Для семей летчиков жилья не было. Помню, что спала я где-то за шкафом, в корыте, в солдатских одеялах. Там нас и застал день 22 июня 1941 года. Запах папиной кожанки, когда он прибежал проститься с нами и прижал меня к себе, ощущаю и по сей день. Уезжая, он поручил молодому солдатику отправить нас с мамой в Москву. Это оказалось нелегкой задачей. Я очень удивлялась потом, уже в школе, почему мы добирались через Моршанск, сделав огромный крюк. Мама рассказала, что там было очень страшно, так как в Моршанске собрались те, кто ждал прихода немцев, они выслеживали семьи военнослужащих, уезжавших в тыл. Ехали мы в подводе под копной сена. Только через месяц добрались до Москвы.

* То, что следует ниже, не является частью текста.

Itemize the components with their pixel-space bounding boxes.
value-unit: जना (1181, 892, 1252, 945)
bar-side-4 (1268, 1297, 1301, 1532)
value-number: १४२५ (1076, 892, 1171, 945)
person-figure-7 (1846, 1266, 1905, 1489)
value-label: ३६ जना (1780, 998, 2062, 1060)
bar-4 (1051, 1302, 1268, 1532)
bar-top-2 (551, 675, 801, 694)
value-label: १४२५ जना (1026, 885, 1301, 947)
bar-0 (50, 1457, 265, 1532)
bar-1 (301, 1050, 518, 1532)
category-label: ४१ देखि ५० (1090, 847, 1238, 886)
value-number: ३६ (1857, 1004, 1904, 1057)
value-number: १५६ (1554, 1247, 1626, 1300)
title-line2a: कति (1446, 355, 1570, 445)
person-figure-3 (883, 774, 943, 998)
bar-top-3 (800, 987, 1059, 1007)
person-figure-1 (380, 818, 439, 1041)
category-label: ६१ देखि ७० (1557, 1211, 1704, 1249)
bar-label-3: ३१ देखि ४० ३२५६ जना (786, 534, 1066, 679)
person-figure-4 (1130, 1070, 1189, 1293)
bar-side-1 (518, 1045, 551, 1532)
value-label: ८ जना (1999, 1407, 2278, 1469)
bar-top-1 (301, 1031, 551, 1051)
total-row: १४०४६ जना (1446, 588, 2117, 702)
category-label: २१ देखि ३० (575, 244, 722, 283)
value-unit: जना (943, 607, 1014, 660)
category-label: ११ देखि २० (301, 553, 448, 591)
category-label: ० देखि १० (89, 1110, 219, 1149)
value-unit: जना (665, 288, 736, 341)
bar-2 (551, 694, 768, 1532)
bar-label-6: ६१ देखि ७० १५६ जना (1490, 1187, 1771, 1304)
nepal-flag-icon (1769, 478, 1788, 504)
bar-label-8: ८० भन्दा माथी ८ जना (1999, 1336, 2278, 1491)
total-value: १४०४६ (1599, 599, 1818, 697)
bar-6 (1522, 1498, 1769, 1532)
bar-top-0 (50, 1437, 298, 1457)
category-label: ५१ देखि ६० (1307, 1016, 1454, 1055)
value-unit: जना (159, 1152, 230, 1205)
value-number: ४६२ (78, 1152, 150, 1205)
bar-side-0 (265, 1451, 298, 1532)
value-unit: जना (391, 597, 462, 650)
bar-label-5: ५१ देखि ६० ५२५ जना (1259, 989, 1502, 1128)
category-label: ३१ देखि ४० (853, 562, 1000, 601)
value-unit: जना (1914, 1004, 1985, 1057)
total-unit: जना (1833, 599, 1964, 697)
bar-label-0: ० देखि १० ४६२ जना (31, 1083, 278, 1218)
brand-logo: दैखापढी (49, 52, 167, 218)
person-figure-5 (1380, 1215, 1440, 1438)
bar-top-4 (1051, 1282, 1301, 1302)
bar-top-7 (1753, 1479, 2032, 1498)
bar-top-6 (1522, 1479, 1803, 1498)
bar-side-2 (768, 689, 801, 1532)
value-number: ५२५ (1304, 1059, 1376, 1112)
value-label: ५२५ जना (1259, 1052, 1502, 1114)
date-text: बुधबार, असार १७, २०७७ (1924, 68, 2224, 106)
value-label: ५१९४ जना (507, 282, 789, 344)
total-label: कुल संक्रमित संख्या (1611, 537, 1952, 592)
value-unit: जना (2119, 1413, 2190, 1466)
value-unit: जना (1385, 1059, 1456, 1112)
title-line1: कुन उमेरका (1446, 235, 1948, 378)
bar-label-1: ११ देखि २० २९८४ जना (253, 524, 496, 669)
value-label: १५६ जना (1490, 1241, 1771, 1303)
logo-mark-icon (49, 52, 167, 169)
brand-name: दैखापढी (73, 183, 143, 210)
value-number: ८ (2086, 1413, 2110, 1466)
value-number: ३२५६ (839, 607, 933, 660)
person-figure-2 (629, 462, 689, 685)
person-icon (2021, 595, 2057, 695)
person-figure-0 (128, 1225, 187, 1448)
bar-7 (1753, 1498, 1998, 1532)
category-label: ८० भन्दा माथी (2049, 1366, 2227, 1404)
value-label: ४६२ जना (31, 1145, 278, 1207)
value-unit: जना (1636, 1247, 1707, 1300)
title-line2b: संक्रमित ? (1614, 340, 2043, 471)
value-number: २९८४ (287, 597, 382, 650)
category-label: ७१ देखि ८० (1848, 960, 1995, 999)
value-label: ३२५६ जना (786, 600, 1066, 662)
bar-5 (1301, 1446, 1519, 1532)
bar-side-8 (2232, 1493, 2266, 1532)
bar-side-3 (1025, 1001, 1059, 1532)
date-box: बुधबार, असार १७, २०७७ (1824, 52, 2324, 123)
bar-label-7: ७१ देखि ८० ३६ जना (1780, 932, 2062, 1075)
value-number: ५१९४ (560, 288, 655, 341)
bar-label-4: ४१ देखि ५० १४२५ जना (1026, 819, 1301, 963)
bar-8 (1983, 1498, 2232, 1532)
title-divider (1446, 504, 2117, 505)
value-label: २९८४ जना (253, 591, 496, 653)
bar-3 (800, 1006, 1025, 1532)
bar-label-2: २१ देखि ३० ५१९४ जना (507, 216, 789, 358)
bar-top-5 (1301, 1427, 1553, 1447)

Помню дирижабли в московском небе, холод в комнате на Бакунинской, плач детей в бомбоубежище. Вскоре мамин брат дядя Вася уезжал в Горький (Нижний Новгород, прим.ред.) и забрал нас: начиналась эвакуация.

В Горьком мы попали под страшные бомбежки — Сормовский завод был под прицелом круглосуточно. «Фейерверки, фейерверки!» — радостно кричала я и не хотела идти в подвал. А были это зажигательные бомбы. Дядя с трудом погрузил нас в «телячий» вагон и отправил в город Омск. Обстрелы, холод в дощатом вагоне. И хотя мама добыла на какой-то станции «буржуйку», и женщины, сгрудившись, грели детей своими телами, в Омск я приехала совсем больная. В жару, в бреду. Малярия, туберкулез, астма — все оттуда и пошло. Тяжело пришлось моей мамочке. Весь небогатый скарб, что она успела взять с собой, продала, чтобы купить только что появившийся пенициллин. Работала, ухаживая за мной, больной, капризной. К лету подняла меня. 

В Омске случилась и большая радость. Вдруг ночью стук в дверь — папа приехал! Он сопровождал в тыл разбитые самолеты. Просидели всю ночь, обнявшись втроем. Утром папа улетел. А я потом ела целый месяц шоколадку, большую, толстую, полукруглую, в оранжевой с белой полосочкой обертке — из американских даров. Вскоре и мы с мамой стали собираться в дорогу, в Москву. Маме нужно было на работу, и она понимала, что мне необходимо серьезное лечение. Везла она меня в чемодане, поскольку официально детям было запрещено возвращаться в Москву из эвакуации. Доехали в пассажирском поезде на третьей полке. Встречал нас мамин брат дядя Яша, забрал к себе, так как дом на Бакунинской разбомбили. Мамины братья и сестры были дружны и заботливы. Бабушка тоже жила с дядей Яшей.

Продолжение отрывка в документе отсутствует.